7. Bij de beoordeling van dit betoog van [geïntimeerden] stelt het hof voorop dat als grieven dienen te worden aangemerkt alle gronden die de appellant aanvoert ten betoge dat de bestreden uitspraak behoort te worden vernietigd (HR 3 februari 2006, NJ 2006, 120). Op grond van het bepaalde in artikel 347 lid 1 Rv. worden in appel slechts een memorie van grieven en een memorie van antwoord genomen. Bij het inrichten van zijn verweer mag de geïntimeerde er in beginsel dan ook van uitgaan dat de omvang van de rechtsstrijd in appel door de memorie van grieven is vastgelegd en hoeft hij er geen rekening mee te houden dat zijn verweer tot nieuwe grieven aanleiding zal geven. Daaruit volgt dat de rechter in beginsel niet behoort te letten op grieven die in een later stadium dan de memorie van grieven worden aangevoerd. In het belang van de concentratie van het debat en van een spoedige afdoening van het geschil mag van appellant in beginsel worden verlangd dat hij in zijn memorie van grieven aanstonds niet alleen al zijn bezwaren tegen de beslissingen van de rechter in eerste aanleg, maar ook de nieuwe feiten of stellingen naar voren brengt waarop hij zich in appel mede wenst te beroepen (HR 20 juni 2008, RvdW 2008, 649).
8. Vast staat dat de hierboven onder c. weergegeven feitelijke stelling en het onder d. weergegeven verweer, die in het licht van de aangehaalde rechtspraak van de Hoge Raad als grieven te beschouwen zijn, nieuw zijn. Reinigingsservice heeft niet toegelicht waarom zij deze stelling en dit verweer niet reeds in de memorie van grieven naar voren heeft gebracht. Dat zij daartoe redelijkerwijs niet in staat was, is aldus niet aannemelijk geworden. Om die reden zal het hof ze buiten beschouwing laten. Het hof neemt daarbij tevens in aanmerking dat Reinigingsservice [geïntimeerden] ook niet ter voorbereiding van de comparitie van partijen in kennis heeft gesteld van haar nieuwe stellingen en [geïntimeerden] derhalve niet in de gelegenheid heeft gesteld om, desgewenst, adequaat te kunnen reageren.

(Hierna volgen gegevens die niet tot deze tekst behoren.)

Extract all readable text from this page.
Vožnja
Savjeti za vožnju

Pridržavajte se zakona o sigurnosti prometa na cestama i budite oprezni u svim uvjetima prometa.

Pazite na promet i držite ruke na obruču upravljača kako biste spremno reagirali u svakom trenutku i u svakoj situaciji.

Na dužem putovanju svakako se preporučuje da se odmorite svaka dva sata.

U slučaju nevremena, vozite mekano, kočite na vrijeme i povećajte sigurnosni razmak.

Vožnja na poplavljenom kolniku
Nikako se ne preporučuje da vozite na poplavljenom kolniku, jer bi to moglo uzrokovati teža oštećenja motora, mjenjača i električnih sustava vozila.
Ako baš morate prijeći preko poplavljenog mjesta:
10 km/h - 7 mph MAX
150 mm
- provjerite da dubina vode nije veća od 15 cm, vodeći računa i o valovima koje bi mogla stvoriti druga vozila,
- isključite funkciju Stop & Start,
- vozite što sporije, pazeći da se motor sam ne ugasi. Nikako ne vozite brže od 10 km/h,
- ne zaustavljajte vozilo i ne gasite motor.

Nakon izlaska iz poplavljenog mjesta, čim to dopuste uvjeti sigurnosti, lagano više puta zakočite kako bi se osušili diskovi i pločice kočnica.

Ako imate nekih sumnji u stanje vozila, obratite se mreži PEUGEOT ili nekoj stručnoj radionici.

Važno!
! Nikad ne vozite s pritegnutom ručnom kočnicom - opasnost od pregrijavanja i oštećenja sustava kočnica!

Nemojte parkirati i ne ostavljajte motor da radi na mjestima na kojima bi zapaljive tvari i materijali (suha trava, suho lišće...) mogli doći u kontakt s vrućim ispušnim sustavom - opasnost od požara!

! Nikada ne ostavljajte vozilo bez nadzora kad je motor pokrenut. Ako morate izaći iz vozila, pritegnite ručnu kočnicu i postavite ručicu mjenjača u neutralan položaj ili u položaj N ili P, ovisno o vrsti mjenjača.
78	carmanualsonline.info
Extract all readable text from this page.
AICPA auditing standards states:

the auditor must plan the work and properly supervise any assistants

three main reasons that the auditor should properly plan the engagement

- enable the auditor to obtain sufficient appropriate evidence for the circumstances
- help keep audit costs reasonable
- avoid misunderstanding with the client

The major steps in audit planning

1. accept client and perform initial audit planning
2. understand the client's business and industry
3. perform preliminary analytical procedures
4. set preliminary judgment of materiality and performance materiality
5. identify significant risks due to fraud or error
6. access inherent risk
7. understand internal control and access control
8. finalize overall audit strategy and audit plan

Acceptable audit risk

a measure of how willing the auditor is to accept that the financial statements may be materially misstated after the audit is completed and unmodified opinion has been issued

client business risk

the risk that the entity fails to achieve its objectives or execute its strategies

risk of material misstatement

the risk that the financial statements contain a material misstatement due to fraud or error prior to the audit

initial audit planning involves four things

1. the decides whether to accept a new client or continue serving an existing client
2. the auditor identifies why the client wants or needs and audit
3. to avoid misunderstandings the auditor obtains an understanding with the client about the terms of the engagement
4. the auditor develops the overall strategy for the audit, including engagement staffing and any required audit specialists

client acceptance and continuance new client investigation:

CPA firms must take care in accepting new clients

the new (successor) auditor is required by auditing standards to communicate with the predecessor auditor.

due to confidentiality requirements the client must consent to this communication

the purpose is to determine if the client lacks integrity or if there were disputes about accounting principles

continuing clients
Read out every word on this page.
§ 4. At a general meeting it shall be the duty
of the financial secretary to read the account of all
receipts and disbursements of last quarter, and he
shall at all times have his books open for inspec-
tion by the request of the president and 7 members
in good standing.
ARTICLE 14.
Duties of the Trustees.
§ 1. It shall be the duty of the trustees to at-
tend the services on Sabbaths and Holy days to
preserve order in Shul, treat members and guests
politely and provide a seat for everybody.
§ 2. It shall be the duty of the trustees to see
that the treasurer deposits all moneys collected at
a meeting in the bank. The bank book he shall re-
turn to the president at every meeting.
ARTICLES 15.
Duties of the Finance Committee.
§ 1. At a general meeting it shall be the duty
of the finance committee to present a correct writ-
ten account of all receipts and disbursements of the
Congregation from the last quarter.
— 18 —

9. Uit hetgeen het hof in het arrest van 2 september 2008 heeft overwogen, volgt dat Reinigingsservice onrechtmatig gehandeld heeft door de gevel van de woning van [geïntimeerden] te beschadigen. De eigenaar van een zaak die wordt beschadigd lijdt door die beschadiging reeds voor en onafhankelijk van herstel daarvan in zijn vermogen een nadeel dat gelijk is aan de waardevermindering als gevolg van de beschadiging. Wanneer het een zaak betreft waarvan herstel mogelijk en verantwoord is, zal het geldbedrag waarin deze waardevermindering kan worden uigedrukt, in het algemeen gelijk zijn aan de naar objectieve maatstaven berekende herstelkosten op het moment van het ontstaan van de schade (vgl. Hoge Raad 16 juni 1961, NJ 1961, 444 en 7 mei 2004, NJ 2005, 76).
10. Bij zaakschade wordt de schade in die zin abstract berekend dat niet van belang is of de eigenaar van de beschadigde zaak al dan niet daadwerkelijk tot herstel (door een derde) overgaat. De abstracte schadeberekening betekent echter niet, en zeker niet zonder meer, dat geen rekening mag worden met de concrete omstandigheden van het geval. Indien die met zich brengen dat ook zonder de beschadiging op korte termijn herstel- of onderhoudskosten gemaakt zouden worden, en deze kosten nu achterwege blijven, kunnen deze kosten in mindering worden gebracht op de kosten van herstel van de beschadiging.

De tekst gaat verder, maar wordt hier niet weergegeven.